Roundup: 7 NY DAs write op-ed for child trauma prevention; LA changes punitive approach to truancy; Calgary, Canada, getting grip on DV

The district attorneys of Queens, Richmond, Onondaga, Monroe, Kings, Bronx and New York counties wrote an op-ed in the New York Daily News supporting NYC Mayor Michael Bloomberg’s request to the state for $5 million for the Nurse Family Partnership Program to help prevent child abuse. In New York, 77,000 children were abused or neglected in 2010. In part, the op-ed said: “Decades of research, beginning in Elmira, N.Y. in 1976, have demonstrated that mothers who volunteered to receive the home visiting service were half as likely to abuse or neglect their

kids compared to similar mothers who did not participate. Children whose mothers did not participate had more than twice as many convictions by age 19, concentrated among the females.”

In another example of how taking a solution-oriented approach trumps a punitive approach, the Los Angeles City Council changed its student daytime truancy law so that kids on their way to school aren’t hit with a ticket within the first 90 minutes of class, according to Krissy Clark’s report on NPR. Over five years, truancy officers wrote 47,000 tickets, each of which could be as much as $350. When they’re ticketed, kids can be handcuffed and searched. Blacks and Latinos received a disproportionate amount, and most tickets were written in low-income neighborhoods. Manuel Criollo, an organizer with L.A.’s Community Rights Campaign, discovered that cops were hanging out a bus stops to ticket students who were a few minutes late for class, even after a 45-minute two bus-ride commute. Under the new system, fines will be waived for the first two tickets, and counselors will be required to work with students to find solutions to get to class on time.

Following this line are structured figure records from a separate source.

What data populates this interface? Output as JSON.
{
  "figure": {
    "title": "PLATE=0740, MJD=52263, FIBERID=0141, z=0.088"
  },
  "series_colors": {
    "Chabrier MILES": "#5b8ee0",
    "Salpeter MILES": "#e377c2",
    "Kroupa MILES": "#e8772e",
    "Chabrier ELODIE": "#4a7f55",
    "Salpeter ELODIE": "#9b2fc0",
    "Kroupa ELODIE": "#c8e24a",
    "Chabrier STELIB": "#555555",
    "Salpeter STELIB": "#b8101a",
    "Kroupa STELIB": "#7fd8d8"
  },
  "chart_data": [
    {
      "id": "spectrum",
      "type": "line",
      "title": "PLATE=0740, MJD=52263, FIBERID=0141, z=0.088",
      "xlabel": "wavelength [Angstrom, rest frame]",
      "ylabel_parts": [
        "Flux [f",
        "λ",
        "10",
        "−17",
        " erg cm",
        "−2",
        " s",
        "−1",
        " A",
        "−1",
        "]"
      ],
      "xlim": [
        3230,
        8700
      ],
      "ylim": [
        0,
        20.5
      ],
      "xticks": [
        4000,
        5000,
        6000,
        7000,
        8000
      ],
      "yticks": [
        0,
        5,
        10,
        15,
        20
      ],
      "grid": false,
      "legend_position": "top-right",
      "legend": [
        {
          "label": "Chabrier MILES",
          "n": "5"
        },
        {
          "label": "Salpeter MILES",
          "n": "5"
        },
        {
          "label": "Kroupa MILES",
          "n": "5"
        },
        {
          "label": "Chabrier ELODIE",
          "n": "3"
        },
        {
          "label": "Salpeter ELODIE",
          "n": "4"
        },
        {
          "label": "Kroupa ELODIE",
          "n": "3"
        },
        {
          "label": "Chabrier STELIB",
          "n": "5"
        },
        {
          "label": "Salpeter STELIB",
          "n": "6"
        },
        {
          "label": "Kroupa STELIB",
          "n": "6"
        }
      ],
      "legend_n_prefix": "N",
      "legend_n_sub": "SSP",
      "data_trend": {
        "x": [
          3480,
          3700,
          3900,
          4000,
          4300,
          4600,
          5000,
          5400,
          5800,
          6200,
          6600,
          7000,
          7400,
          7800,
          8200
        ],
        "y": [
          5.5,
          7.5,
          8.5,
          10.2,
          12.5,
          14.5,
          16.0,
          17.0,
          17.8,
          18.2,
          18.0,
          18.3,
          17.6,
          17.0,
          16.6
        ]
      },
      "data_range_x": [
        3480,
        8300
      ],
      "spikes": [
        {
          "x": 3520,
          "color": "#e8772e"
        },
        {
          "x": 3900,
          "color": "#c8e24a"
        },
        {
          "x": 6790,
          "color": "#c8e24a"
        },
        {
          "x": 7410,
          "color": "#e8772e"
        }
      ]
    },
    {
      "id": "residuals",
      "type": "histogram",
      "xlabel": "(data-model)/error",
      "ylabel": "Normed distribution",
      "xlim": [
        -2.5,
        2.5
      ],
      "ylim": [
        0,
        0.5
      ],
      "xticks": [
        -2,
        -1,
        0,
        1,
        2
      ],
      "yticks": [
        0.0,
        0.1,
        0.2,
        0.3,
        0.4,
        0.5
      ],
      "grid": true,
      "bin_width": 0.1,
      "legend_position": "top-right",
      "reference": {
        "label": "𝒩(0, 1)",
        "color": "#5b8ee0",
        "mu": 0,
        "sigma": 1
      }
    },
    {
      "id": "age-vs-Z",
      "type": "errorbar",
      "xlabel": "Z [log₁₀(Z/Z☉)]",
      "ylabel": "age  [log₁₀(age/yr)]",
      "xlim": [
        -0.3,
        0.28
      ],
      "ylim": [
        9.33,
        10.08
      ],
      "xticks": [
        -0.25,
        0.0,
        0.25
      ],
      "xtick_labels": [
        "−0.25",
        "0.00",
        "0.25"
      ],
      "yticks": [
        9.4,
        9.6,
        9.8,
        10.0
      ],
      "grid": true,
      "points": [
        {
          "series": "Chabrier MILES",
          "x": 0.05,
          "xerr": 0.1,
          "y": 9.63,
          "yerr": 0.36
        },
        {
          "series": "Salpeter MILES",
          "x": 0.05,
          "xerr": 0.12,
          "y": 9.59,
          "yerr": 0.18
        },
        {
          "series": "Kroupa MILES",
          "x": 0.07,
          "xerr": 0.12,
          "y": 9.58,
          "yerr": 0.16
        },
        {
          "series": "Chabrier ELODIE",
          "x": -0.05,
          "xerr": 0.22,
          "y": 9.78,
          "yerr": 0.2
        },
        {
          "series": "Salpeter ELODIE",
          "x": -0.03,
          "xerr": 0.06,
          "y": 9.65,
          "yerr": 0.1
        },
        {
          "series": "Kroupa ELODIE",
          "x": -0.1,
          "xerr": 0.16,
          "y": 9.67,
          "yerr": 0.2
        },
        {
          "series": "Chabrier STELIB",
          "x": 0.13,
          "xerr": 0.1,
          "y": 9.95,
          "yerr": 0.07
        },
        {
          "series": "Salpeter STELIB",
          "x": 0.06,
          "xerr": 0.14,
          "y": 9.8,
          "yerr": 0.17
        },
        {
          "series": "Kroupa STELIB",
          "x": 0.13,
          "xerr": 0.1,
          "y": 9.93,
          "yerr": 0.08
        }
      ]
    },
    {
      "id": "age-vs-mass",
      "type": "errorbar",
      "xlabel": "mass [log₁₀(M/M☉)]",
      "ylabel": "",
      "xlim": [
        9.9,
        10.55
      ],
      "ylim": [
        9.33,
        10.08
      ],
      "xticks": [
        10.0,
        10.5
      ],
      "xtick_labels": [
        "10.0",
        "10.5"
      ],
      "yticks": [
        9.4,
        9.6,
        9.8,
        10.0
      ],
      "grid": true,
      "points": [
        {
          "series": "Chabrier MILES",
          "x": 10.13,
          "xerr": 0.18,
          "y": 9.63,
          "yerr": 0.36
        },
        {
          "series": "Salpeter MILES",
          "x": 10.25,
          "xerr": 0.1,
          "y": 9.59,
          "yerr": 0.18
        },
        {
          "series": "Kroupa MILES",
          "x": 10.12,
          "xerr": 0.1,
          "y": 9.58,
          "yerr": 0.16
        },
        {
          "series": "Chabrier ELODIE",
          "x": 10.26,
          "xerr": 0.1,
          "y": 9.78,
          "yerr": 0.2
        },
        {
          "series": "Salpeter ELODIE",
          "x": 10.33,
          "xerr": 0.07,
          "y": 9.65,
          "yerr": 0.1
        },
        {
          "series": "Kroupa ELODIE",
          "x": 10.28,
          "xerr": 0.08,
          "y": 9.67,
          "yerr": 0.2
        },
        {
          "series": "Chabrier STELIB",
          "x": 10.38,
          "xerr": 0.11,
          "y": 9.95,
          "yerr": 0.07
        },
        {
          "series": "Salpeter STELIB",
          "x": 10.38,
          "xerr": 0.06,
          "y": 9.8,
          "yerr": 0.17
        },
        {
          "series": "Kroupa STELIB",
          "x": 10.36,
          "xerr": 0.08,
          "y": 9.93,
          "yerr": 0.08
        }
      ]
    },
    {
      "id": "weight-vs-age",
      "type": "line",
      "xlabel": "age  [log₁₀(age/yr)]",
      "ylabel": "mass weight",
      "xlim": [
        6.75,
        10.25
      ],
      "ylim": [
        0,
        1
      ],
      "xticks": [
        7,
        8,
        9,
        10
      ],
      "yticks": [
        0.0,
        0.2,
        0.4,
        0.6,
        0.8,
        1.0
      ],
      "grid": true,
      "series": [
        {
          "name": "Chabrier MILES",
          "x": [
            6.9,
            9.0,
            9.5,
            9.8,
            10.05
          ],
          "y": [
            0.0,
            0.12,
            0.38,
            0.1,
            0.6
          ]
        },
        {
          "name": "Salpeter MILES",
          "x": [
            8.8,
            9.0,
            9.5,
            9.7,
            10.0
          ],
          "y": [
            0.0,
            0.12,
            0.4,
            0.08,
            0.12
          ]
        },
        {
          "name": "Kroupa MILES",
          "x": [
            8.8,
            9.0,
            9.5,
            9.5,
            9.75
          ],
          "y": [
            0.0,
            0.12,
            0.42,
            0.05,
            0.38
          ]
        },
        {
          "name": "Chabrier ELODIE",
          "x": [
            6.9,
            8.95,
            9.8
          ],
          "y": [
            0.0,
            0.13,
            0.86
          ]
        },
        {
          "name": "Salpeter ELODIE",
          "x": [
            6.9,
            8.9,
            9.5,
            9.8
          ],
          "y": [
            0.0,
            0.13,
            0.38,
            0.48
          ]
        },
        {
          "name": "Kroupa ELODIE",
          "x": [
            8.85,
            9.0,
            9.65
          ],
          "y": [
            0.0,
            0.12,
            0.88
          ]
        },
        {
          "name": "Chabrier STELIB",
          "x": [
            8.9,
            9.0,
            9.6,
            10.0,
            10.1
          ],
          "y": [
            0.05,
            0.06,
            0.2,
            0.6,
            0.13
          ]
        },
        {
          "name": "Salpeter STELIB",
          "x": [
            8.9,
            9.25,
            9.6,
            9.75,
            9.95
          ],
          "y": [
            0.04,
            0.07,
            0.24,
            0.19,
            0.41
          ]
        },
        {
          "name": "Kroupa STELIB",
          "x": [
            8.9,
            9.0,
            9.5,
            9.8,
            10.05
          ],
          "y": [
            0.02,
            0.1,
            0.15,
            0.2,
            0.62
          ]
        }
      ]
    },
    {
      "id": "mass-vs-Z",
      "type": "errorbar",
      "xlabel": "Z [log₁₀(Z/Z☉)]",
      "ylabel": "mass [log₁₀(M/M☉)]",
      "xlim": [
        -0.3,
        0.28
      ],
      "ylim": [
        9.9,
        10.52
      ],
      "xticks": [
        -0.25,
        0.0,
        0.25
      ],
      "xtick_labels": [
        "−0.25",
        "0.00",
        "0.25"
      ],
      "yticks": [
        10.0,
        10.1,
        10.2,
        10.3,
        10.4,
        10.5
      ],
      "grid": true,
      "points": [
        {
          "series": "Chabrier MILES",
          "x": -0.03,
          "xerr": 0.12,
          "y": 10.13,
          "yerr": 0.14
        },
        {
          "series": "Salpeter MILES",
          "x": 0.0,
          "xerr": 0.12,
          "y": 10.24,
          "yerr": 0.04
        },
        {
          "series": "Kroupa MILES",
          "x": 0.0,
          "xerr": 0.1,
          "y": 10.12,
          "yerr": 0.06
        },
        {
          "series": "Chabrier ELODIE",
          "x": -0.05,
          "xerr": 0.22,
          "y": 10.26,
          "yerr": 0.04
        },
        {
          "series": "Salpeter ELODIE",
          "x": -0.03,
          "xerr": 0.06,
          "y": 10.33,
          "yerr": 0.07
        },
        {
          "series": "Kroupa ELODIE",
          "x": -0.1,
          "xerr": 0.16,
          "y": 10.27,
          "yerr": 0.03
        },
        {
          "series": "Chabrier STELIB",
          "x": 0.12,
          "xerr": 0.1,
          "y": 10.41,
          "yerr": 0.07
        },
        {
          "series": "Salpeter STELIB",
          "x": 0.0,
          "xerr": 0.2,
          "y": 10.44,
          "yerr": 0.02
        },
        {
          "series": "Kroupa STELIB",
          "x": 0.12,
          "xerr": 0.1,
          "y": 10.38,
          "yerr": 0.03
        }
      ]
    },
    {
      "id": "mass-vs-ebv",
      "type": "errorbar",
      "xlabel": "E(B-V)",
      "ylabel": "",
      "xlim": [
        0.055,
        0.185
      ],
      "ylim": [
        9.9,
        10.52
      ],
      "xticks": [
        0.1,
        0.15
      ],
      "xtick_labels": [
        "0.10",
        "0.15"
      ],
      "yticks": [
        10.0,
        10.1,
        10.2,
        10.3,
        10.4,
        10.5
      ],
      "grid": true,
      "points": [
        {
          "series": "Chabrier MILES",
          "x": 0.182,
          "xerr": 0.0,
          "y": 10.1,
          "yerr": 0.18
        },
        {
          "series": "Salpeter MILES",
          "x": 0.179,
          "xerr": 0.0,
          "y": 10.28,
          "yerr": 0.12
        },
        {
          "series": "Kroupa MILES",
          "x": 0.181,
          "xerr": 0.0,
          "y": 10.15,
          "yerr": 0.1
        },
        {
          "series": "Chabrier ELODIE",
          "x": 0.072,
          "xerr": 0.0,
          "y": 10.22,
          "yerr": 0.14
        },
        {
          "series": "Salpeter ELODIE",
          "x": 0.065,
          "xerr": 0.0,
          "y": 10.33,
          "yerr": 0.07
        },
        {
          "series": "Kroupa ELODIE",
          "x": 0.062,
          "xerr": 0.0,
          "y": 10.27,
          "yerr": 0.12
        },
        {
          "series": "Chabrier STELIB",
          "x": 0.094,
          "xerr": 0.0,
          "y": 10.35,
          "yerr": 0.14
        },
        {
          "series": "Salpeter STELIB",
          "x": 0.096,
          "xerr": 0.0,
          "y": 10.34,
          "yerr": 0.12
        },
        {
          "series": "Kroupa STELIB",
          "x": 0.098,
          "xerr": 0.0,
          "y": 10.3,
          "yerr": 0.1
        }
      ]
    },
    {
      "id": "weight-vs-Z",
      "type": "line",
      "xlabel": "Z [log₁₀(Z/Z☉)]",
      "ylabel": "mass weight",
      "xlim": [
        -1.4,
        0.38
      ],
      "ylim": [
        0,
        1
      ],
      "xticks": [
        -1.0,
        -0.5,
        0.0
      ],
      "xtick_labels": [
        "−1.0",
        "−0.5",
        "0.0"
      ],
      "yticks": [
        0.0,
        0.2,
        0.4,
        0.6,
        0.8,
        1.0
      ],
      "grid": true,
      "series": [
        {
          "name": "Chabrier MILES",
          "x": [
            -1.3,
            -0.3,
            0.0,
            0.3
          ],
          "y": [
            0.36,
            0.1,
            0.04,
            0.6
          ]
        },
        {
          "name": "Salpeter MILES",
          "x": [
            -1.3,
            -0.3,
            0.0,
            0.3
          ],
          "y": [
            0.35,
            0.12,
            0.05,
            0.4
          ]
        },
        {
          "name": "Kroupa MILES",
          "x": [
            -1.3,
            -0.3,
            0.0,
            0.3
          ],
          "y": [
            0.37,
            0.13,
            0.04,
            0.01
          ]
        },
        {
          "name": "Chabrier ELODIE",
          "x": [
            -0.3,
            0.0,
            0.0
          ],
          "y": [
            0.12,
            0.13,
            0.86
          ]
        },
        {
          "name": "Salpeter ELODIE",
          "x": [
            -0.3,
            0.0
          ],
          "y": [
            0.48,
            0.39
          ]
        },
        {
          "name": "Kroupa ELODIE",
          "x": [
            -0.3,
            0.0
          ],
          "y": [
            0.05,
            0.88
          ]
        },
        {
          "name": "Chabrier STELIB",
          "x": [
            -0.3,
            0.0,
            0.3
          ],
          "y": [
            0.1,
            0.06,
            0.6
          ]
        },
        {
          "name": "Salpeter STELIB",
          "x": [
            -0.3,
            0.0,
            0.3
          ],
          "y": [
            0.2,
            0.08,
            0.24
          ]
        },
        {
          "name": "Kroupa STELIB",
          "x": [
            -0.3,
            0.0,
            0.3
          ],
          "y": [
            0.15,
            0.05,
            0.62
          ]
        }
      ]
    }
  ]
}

People in Calgary, Canada, believe they’re finally turning the tide on reducing domestic violence, 12 years after a special court was set up, according to Jason Van Rassel in the Calgary Herald. Although the number of complaints went up last year — to 16,500 from 15,789 in 2010 — the number of criminal charges decreased and recidivism rates are 30 percent of what they used to be. HomeFront Calgary is the coalition of police, prosecutors and local agencies behind the court, which offers “treatment to perpetrators who are willing to change and jailing the ones who aren’t, while at the same time ensuring shelter, protection and support for victims and children.”